Em Salvador, o investimento no Centro de Convenções recolocou a cidade no mapa de eventos, segundo a executiva. A cidade receberá a Conferência Nacional da OAB (Ordem dos Advogados do Brasil) em 2026 após 24 anos.
Desde a inauguração do Centro de Convenções em 2020, foram mais de 450 agendas, 1,2 milhão de visitantes e impacto superior a R$ 1 bilhão.
A captação de congressos internacionais funciona com horizontes de dez anos, explicou Palumbo. “Você fica cinco anos prospectando e fazendo o bid [a proposta na disputa]. É um trabalho extremamente complexo.”
Outros países
A GL Events tem uma atuação considerada relevante também em infraestrutura temporária, por meio de sua divisão Live, que inclui da montagem de estandes até a estrutura para os Jogos Olímpicos, a maior competição esportiva do mundo.
“A GL montou 70% de tudo o que você viu nos Jogos Olímpicos de Paris em 2024”, contou Palumbo.

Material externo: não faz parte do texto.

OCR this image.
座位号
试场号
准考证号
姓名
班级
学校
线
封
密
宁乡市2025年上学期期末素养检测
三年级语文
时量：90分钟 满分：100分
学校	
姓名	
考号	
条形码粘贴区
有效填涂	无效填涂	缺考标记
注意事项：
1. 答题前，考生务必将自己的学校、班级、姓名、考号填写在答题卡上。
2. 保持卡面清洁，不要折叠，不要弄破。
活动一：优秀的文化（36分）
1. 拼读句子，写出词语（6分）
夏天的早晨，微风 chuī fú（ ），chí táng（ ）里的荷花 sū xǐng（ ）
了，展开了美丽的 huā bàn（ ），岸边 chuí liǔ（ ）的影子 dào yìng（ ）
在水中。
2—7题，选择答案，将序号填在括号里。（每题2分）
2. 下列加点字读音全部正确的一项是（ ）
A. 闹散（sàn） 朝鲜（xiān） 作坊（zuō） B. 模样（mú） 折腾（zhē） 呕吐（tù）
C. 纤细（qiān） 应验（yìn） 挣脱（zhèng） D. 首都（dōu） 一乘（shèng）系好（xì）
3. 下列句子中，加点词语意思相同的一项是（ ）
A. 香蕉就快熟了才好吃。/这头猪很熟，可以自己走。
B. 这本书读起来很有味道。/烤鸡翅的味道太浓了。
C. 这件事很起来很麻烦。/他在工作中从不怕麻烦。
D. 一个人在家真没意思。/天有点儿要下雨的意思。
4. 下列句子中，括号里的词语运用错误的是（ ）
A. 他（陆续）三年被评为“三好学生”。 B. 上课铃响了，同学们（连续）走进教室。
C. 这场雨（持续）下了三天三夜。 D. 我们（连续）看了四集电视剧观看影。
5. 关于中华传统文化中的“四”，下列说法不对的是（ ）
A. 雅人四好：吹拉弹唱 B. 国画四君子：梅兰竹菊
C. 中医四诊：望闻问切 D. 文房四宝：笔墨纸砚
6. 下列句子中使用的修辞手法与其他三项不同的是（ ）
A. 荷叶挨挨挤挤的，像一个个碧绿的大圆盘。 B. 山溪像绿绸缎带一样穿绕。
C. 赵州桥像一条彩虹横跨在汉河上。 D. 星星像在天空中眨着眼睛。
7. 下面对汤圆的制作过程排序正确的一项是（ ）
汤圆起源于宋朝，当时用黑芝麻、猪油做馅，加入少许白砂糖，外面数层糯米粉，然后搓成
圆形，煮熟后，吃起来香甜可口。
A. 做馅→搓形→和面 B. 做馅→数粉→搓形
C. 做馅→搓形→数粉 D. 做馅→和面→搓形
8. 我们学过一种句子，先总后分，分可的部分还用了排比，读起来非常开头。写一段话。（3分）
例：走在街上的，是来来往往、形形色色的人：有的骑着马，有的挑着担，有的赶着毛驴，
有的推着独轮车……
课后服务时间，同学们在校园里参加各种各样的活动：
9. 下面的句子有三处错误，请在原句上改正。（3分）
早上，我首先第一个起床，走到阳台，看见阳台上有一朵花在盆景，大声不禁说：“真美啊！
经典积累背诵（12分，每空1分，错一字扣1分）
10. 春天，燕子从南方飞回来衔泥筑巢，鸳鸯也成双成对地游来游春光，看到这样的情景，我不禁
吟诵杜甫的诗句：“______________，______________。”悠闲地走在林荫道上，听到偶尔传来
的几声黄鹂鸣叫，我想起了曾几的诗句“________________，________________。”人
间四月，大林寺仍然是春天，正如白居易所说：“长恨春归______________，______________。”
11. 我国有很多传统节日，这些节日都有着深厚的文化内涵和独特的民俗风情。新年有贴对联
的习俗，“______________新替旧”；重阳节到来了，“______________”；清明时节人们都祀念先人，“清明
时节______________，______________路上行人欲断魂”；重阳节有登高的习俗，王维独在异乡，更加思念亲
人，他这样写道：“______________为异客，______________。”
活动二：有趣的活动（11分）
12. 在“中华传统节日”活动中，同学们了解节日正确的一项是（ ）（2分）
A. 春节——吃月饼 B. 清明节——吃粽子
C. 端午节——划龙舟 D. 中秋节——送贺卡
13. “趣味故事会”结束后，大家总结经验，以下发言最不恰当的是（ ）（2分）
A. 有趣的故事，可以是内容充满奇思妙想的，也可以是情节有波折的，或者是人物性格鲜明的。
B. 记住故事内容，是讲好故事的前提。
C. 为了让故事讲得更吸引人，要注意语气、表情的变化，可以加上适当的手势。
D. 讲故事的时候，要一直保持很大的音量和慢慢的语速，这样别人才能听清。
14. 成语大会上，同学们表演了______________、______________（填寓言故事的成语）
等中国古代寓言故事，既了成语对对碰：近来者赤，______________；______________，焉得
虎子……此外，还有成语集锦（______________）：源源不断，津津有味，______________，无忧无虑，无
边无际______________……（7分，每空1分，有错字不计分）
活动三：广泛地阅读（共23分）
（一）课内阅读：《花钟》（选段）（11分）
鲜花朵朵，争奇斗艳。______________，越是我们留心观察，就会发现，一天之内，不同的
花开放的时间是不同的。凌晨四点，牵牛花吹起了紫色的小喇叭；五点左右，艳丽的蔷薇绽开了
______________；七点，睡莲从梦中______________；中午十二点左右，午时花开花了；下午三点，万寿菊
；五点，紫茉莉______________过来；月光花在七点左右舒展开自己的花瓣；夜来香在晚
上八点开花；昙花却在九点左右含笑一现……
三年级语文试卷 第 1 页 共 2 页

O grupo vai atuar também na Olimpíada de Inverno de Milão-Cortina, na Itália, em fevereiro de 2026.
No Chile, onde está há nove anos e já investiu R$ 372 milhões, o grupo se tornou o principal produtor de eventos: são 15 feiras proprietárias, incluindo a Expomin, segunda maior feira de mineração do mundo, e a AquaSur, segunda maior de salmão e aquicultura.
Para 2026, Palumbo disse que o grupo planeja acelerar a expansão na América Latina por meio de novas concessões e M&As (fusões e aquisições), embora classifique México e Argentina como dois “mercados difíceis” para operar.
A executiva enfatizou que os investimentos privados só acontecem quando há parceria com o poder público. “Fazemos capex enormes desde que as cidades sejam nossas parceiras no desenvolvimento do destino”, afirmou.